Shaun of the Dead (2004)
A rom-zom-com, self-proclaimed and lived up to in spades. 28 Days Later brought us the the ‘rage’ zombies, who ran like hell and hated your guts, and really started the push towards the zombie subculture in more recent years (at least in my opinion) but it was Shaun of the Dead that made it cool to watch a zombie flick. Simon Pegg and Nick Frost established one of the better comedy duos in recent memory, and Edgar Wright seems to know how to bounce the pair of them off one another to make the juvenile funny again, and appeal to wide audiences from niche starting points. How many people who were likely neither a fan of zombie flicks or buddy-cop movies not only took the time to watch Shaun of the Dead or Hot Fuzz, but enjoyed them, even? This is on the list not for what it is, per se, but for what it has done to movies and audiences.

Brick (2005)
You’re probably sick of hearing me talk about this, if you’ve ever heard/read me talk about movies at all, but I’ve said it before and I’ll say it again: the debut film from Rian Johnson just blows me away.

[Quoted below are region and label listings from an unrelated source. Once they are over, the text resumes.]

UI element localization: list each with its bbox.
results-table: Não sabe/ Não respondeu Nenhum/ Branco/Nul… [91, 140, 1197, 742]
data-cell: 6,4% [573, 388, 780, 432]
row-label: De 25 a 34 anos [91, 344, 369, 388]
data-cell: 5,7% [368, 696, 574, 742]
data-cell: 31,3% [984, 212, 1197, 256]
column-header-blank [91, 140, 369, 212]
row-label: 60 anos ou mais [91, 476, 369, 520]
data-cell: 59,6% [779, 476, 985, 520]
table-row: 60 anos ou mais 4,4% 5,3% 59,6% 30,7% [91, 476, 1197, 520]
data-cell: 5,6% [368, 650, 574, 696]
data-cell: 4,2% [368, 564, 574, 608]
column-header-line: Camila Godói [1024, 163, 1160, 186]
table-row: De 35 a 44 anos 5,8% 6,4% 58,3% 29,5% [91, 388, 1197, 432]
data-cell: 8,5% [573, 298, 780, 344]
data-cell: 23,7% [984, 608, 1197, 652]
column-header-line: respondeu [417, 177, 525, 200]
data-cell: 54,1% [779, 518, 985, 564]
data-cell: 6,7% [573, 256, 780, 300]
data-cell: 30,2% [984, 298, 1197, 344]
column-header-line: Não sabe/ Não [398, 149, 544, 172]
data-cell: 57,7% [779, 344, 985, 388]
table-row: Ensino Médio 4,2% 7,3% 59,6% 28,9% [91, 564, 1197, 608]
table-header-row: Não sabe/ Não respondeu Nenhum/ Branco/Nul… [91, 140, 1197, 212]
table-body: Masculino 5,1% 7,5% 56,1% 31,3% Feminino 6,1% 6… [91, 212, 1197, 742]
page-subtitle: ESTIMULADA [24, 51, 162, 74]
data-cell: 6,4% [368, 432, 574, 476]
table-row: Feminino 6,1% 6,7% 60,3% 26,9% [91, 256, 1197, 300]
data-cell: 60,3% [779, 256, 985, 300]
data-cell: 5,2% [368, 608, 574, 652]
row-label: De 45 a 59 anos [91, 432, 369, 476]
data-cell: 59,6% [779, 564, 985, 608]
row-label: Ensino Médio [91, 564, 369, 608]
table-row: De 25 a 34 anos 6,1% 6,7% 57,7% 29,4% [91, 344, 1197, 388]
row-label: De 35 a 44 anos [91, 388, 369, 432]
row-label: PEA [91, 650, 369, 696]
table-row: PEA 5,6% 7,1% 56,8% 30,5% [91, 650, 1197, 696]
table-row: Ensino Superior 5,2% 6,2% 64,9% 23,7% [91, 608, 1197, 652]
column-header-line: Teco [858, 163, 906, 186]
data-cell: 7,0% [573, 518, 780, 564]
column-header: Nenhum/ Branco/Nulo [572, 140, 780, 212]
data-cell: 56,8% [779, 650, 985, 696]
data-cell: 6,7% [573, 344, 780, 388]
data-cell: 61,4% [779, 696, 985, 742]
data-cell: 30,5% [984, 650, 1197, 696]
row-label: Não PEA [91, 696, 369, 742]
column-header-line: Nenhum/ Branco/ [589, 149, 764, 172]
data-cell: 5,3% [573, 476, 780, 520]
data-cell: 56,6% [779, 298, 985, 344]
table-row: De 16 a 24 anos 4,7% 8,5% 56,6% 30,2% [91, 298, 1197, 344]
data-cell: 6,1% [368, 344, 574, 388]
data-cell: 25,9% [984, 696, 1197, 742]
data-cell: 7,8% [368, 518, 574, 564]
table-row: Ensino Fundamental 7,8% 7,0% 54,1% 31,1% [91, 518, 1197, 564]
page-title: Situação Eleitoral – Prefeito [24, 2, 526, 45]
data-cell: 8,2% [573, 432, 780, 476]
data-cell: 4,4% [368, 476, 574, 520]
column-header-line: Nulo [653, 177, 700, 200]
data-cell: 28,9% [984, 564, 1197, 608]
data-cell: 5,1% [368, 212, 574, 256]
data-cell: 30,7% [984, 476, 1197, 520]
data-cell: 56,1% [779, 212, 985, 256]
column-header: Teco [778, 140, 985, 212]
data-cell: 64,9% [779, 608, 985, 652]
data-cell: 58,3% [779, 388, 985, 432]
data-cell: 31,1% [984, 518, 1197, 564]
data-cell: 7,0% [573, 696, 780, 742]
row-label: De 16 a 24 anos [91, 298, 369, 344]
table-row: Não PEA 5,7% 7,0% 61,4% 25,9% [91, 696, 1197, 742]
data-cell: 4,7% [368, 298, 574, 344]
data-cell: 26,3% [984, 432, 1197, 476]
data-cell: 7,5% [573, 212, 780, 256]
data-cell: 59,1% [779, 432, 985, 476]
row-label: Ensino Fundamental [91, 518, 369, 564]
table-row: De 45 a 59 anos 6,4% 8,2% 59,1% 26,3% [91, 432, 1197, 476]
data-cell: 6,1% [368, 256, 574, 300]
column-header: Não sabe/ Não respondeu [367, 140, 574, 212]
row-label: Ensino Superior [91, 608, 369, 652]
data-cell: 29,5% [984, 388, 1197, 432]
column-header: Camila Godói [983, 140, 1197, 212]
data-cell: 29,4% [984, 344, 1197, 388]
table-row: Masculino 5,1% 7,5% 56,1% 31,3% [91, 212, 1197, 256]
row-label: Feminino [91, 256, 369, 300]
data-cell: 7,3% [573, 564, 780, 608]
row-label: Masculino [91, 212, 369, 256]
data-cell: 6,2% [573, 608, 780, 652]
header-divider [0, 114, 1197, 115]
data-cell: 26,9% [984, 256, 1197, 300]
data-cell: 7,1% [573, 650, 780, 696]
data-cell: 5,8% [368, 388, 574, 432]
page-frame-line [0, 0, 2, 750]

The dialogue is so electric the government is trying to regulate it, snapping and popping in some alternate universe dialect from a land where people talk like they’re doing the voice-overs in a 50’s detective comic book. The setting isn’t what you’d expect for it’s noir sensibilities, but where else could it have taken place and worked? The girl, the brick, the hook, the twist, the who-dun-it, everything about this movie just works for me, and the dogged, stubborn determination of the lead character to get the answers he needs, even at the cost to himself physically and emotionally makes me think of a superhero ideal in a dirty, scummy world of schoolyard politics and people in over their head. If there’s an edge on this list for any film, it goes to this one.

Those that juuuuust missed the list:

Battle Royale: Insanity in movie form. If this were top 6, this is number 6.

Oldboy: Also batshit insane, but with some amazing moments.

The Dark Knight: Comic adaptation done right.

Children of Men: Bleak and beautiful, and very rewatchable.

Wall-E: Deserving for the first 30 minutes if nothing else.


  1. Very good list, sir! I have to say that almost all of your picks were on my list, too but inevitably got defeated. I thought Children Of Men would of been higher on your list.

  2. Good list indeed. I can never make up my mind with this sort of stuff, but Children Of Men would have to be up there somewhere.